The team compiled a database of information that helped determine carbon emissions for buildings in the Chicago Loop. These emissions can now be visualized on a color spectrum from red (very high emissions) to dark green (low emissions).
One of the information factors collected for each building was age: not to determine whether structures need to be torn down, but rather to investigate possibilities for reuse. Office buildings built prior to 1950 could potentially be reused as residential towers.
As for buildings from the second half of the last century, these inefficient air-conditioned boxes are most likely in need of efficiency upgrades.
Chicago is already known for having a lot of green roofs, and the team suggests taking that to the next level: greening every roof surface possible. Because the typical Loop building is a tall tower with a relatively small footprint, there isnt enough room to install photovoltaics that could make a dent in energy usage.
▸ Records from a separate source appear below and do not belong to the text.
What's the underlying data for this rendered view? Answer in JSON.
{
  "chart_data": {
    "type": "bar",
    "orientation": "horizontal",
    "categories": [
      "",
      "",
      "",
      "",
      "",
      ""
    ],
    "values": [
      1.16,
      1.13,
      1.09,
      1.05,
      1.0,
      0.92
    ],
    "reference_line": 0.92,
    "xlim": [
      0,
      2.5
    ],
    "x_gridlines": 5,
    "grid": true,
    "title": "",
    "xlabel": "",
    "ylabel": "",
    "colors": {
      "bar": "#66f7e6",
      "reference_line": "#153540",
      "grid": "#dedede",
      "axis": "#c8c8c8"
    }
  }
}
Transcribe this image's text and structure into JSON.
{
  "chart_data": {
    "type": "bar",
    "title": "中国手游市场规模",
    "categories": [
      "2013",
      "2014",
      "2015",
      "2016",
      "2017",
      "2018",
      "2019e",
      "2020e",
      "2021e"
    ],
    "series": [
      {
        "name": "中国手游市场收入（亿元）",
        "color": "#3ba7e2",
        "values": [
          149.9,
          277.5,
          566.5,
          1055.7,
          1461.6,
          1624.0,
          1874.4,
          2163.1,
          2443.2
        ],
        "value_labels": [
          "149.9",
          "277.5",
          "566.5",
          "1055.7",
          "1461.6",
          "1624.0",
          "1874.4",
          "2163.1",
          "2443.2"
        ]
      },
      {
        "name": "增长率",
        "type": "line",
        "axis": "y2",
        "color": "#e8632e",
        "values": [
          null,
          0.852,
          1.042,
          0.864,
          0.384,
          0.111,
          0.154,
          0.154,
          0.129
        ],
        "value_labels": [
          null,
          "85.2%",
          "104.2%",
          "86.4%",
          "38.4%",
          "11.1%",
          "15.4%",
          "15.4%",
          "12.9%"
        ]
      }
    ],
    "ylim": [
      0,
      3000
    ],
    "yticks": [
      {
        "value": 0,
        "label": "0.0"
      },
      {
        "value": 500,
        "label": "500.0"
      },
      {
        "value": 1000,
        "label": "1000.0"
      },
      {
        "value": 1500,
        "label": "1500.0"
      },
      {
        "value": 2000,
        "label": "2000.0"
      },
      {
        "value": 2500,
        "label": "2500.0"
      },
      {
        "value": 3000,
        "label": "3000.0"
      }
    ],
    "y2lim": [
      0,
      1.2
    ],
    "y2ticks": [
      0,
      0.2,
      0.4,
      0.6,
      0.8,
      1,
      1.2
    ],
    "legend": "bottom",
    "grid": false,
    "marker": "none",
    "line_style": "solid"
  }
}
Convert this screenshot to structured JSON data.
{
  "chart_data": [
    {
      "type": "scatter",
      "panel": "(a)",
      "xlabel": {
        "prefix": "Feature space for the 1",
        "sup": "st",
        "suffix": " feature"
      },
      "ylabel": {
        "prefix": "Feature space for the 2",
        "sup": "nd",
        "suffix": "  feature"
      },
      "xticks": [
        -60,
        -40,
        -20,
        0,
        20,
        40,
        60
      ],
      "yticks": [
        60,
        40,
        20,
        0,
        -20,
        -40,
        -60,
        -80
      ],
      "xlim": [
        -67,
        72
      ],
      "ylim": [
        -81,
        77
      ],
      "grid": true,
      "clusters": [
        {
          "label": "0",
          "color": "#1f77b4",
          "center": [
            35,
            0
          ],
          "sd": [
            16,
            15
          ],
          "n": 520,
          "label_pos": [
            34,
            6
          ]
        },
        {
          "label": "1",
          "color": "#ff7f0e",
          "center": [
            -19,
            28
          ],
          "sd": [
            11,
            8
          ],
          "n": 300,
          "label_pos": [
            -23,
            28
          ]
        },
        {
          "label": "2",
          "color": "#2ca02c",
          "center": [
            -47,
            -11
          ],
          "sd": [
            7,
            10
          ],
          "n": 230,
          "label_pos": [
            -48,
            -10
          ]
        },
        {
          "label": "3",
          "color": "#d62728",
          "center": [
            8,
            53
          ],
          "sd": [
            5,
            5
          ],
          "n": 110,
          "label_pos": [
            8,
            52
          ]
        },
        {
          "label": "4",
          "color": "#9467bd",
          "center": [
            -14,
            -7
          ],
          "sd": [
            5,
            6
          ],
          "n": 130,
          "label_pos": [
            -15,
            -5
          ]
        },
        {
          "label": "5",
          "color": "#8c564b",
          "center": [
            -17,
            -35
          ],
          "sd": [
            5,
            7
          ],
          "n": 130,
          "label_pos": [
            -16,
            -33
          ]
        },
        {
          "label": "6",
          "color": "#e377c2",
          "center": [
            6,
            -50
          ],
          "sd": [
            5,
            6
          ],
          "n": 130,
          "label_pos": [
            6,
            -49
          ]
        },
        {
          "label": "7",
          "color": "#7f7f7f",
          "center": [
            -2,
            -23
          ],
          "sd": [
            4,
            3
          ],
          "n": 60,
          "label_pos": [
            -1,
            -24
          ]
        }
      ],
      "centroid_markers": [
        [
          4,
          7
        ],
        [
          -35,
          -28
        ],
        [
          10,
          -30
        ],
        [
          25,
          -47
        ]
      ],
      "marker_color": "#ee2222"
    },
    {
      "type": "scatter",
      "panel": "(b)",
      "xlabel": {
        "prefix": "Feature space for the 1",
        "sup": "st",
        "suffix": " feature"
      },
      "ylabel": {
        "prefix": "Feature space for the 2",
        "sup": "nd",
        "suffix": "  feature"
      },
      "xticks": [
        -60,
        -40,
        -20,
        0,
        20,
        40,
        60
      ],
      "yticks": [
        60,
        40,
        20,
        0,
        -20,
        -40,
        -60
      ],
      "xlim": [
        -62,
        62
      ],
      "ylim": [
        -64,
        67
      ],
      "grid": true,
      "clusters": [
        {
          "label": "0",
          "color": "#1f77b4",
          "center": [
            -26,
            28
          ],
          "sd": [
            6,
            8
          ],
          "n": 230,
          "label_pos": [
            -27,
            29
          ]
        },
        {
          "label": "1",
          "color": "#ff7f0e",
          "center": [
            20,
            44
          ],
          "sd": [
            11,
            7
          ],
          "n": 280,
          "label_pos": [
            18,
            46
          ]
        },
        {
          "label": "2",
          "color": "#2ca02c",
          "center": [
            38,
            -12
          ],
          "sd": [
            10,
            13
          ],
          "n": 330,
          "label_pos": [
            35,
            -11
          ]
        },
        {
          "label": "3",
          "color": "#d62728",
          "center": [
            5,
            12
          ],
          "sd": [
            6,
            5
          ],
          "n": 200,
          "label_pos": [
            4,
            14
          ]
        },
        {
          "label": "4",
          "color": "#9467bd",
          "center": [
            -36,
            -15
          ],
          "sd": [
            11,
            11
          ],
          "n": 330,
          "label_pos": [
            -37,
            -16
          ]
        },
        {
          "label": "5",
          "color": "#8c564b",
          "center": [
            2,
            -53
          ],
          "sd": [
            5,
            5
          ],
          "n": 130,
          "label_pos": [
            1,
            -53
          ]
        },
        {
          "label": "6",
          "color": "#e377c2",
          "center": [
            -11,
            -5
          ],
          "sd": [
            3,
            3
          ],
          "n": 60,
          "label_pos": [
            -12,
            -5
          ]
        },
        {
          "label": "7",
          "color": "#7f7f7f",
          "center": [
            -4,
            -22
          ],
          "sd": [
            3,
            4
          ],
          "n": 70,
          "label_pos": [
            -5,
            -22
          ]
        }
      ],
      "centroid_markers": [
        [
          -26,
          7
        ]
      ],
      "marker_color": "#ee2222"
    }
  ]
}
So reducing heat island effects to relieve the loads on air-conditioning systems is a more effective use of roof space.
This map of the Loop does more than outline streets; it highlights a proposed system of pedways to encourage walking. This over- and underground system would include access to public transit hubs and a green corridor.
To reduce carbon emissions from cars, the team encourages pedestrian traffic. Probably the most significant part of the plan is to restrict vehicular traffic on Monroe Street (one of the Loop's main east-west thoroughfares) to two lanes, reserving the other half of the street for a public greenway with pedestrian-only access.